Obama signs flood insurance rewrite

Published 12:00 am Wednesday, March 26, 2014

By Monique Roth

LAPLACE – On March 21 President Barack Obama signed into law the Homeowner Flood Insurance Affordability Act, which includes an amendment co-authored by Louisiana U.S. Rep. Bill Cassidy. Cassidy discussed the Grimm-Cassidy amended version of the HFIAA, which he helped to write and pass through Congress, at a town hall meeting in Destrehan on March 24. 

“We are extremely pleased that President Obama signed the Homeowner Flood Insurance Affordability Act into law so quickly,” said St. John the Baptist Parish President Natalie Robottom. “This is a huge victory for St. John the Baptist Parish, Louisiana and the nation.”
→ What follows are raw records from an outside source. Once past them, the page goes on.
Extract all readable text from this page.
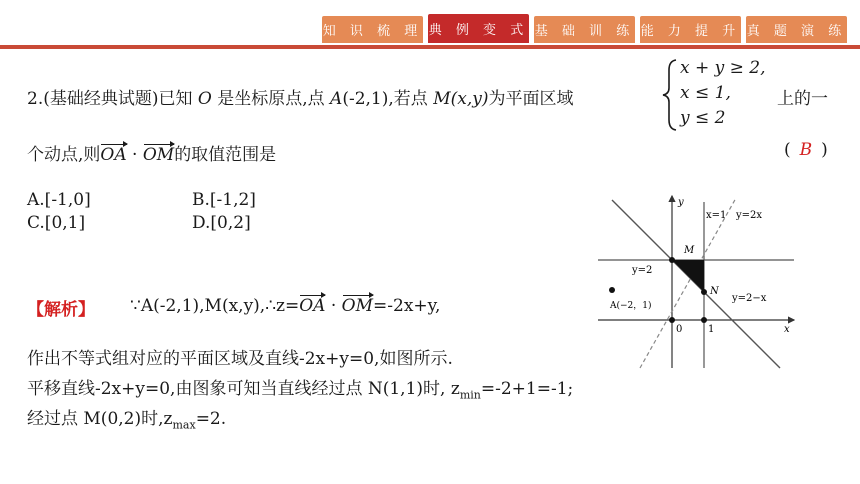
知 识 梳 理 典 例 变 式 基 础 训 练 能 力 提 升 真 题 演 练
2.(基础经典试题)已知 O 是坐标原点,点 A(-2,1),若点 M(x,y)为平面区域
x + y ≥ 2,
x ≤ 1,
y ≤ 2
上的一
个动点,则OA · OM的取值范围是	( B )
A.[-1,0]	B.[-1,2]
C.[0,1]	D.[0,2]
【解析】 ∵A(-2,1),M(x,y),∴z=OA · OM=-2x+y,
作出不等式组对应的平面区域及直线-2x+y=0,如图所示.
平移直线-2x+y=0,由图象可知当直线经过点 N(1,1)时, $z_{min}=-2+1=-1$;
经过点 M(0,2)时$,z_{max}=2$.
y
x
0	1
x=1 y=2x
y=2
y=2−x
M
N
A(−2，1)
The HFIAA is the first meaningful legislation to undo the potentially devastating premium increases outlined in the Biggert-Waters Act. The Biggert-Waters Flood Insurance Reform Act of 2012 reformed the National Flood Insurance Program to reduce its dependency on taxpayer funding and address a $24 billion program deficit. New flood insurance rate maps under the measure would have led to sharp increases in premiums.
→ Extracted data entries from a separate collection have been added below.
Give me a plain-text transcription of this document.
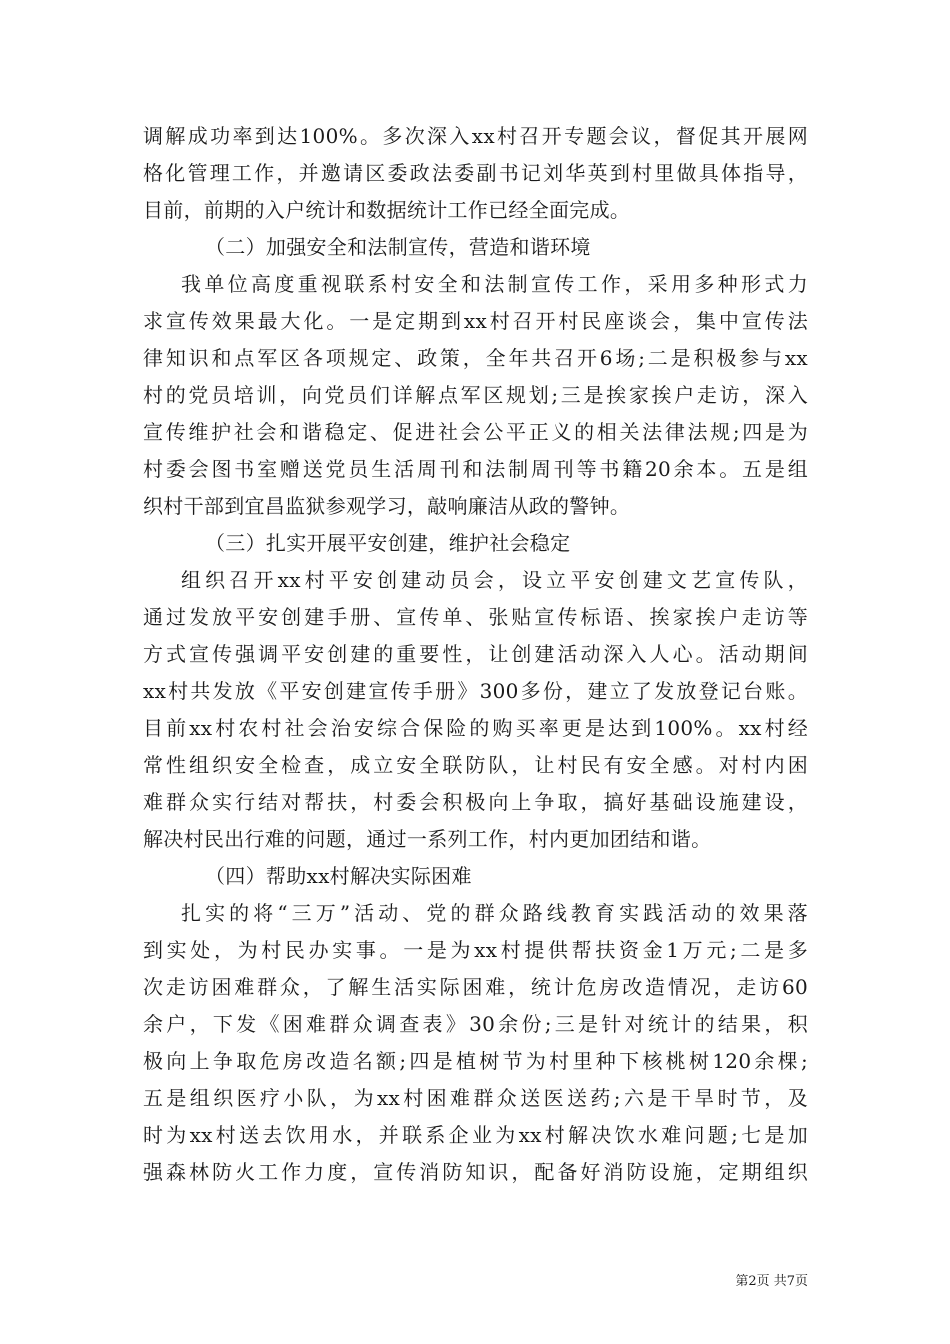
调解成功率到达100%。多次深入xx村召开专题会议，督促其开展网
格化管理工作，并邀请区委政法委副书记刘华英到村里做具体指导，
目前，前期的入户统计和数据统计工作已经全面完成。
（二）加强安全和法制宣传，营造和谐环境
我单位高度重视联系村安全和法制宣传工作，采用多种形式力
求宣传效果最大化。一是定期到xx村召开村民座谈会，集中宣传法
律知识和点军区各项规定、政策，全年共召开6场;二是积极参与xx
村的党员培训，向党员们详解点军区规划;三是挨家挨户走访，深入
宣传维护社会和谐稳定、促进社会公平正义的相关法律法规;四是为
村委会图书室赠送党员生活周刊和法制周刊等书籍20余本。五是组
织村干部到宜昌监狱参观学习，敲响廉洁从政的警钟。
（三）扎实开展平安创建，维护社会稳定
组织召开xx村平安创建动员会，设立平安创建文艺宣传队，
通过发放平安创建手册、宣传单、张贴宣传标语、挨家挨户走访等
方式宣传强调平安创建的重要性，让创建活动深入人心。活动期间
xx村共发放《平安创建宣传手册》300多份，建立了发放登记台账。
目前xx村农村社会治安综合保险的购买率更是达到100%。xx村经
常性组织安全检查，成立安全联防队，让村民有安全感。对村内困
难群众实行结对帮扶，村委会积极向上争取，搞好基础设施建设，
解决村民出行难的问题，通过一系列工作，村内更加团结和谐。
（四）帮助xx村解决实际困难
扎实的将“三万”活动、党的群众路线教育实践活动的效果落
到实处，为村民办实事。一是为xx村提供帮扶资金1万元;二是多
次走访困难群众，了解生活实际困难，统计危房改造情况，走访60
余户，下发《困难群众调查表》30余份;三是针对统计的结果，积
极向上争取危房改造名额;四是植树节为村里种下核桃树120余棵;
五是组织医疗小队，为xx村困难群众送医送药;六是干旱时节，及
时为xx村送去饮用水，并联系企业为xx村解决饮水难问题;七是加
强森林防火工作力度，宣传消防知识，配备好消防设施，定期组织
第2页 共7页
Highlights of the HFIAA include limiting yearly premium increases to an average of 15 percent per year for each of the nine property categories listed by FEMA, with no individual policyholder paying more than an 18 percent increase per year; urging the NFIP administrator to ensure most policyholders have a premium of no more than 1 percent of the value of coverage; removing the so-called “sales trigger” that would have forced homeowners into actuarial rates when a home changes ownership; and allowing local governments to

be reimbursed for successful flood map appeals.  

River Region residents and elected officials have been instrumental since 2013 in the push to correct key provisions in Biggert Waters, which did away with grandfathering of properties and allowed the NFIP to raise rates in excess of $28,000 per year depending on flood risk zone remapping.

Cassidy said Louisiana has provided crucial leadership on important flood insurance issues, adding local elected officials and parish presidents all played vital

roles in ensuring families would not be susceptible to premium hikes.

“We can not rob people out of their ability to own a home,” Cassidy said.